Richard Spencer / The London Telegraph – 2008-05-19 02:01:18
BEIJING (May 9, 2008) — Japan’s defense forces are to be allowed to operate in space for the first time as they try to counter military expansion in North Korea and China. A committee of the Japanese parliament has voted to revise the law [that] until now has prevented the use of space for military purposes.
The proposed law specifies that any use must be “non-aggressive”, but Japan is concerned about China, which is already trying to counter the huge lead that the United States has in space warfare technology.

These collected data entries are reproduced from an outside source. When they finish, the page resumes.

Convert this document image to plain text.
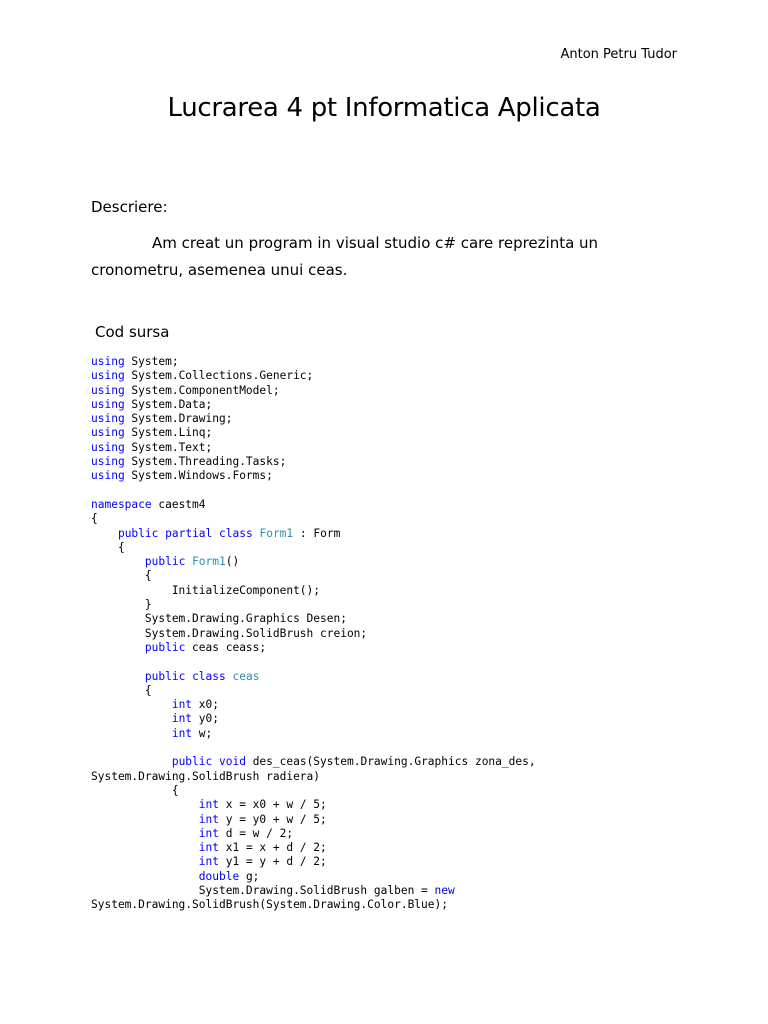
Anton Petru Tudor
Lucrarea 4 pt Informatica Aplicata
Descriere:

Am creat un program in visual studio c# care reprezinta un cronometru, asemenea unui ceas.

Cod sursa
using System;
using System.Collections.Generic;
using System.ComponentModel;
using System.Data;
using System.Drawing;
using System.Linq;
using System.Text;
using System.Threading.Tasks;
using System.Windows.Forms;

namespace caestm4
{
public partial class Form1 : Form
{
public Form1()
{
InitializeComponent();
}
System.Drawing.Graphics Desen;
System.Drawing.SolidBrush creion;
public ceas ceass;

public class ceas
{
int x0;
int y0;
int w;

public void des_ceas(System.Drawing.Graphics zona_des,
System.Drawing.SolidBrush radiera)
{
int x = x0 + w / 5;
int y = y0 + w / 5;
int d = w / 2;
int x1 = x + d / 2;
int y1 = y + d / 2;
double g;
System.Drawing.SolidBrush galben = new
System.Drawing.SolidBrush(System.Drawing.Color.Blue);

The timing is embarrassing for President Hu Jintao of China, who is visiting Japan on a five-day tour aimed at cementing the improvement in relations between the two Asian rivals.
The Japanese military claims the current restriction, introduced in 1969, puts it at a disadvantage, particularly in its use of spy satellites.
Although Japan has surveillance satellites, they are operated by a civilian department answering to the prime minister, which limits their usefulness. Japan is also collaborating with the US in developing a missile defence shield, much to the consternation of China and Russia.
Last year, Beijing shot down a redundant weather satellite with a land-based missile to demonstrate its abilities to mount a challenge in this area.
NOTE: The Space Preservation Treaty bans all space-based weapons, including space-based missile defence, and is enforced by an independent outer space peacekeeping agency.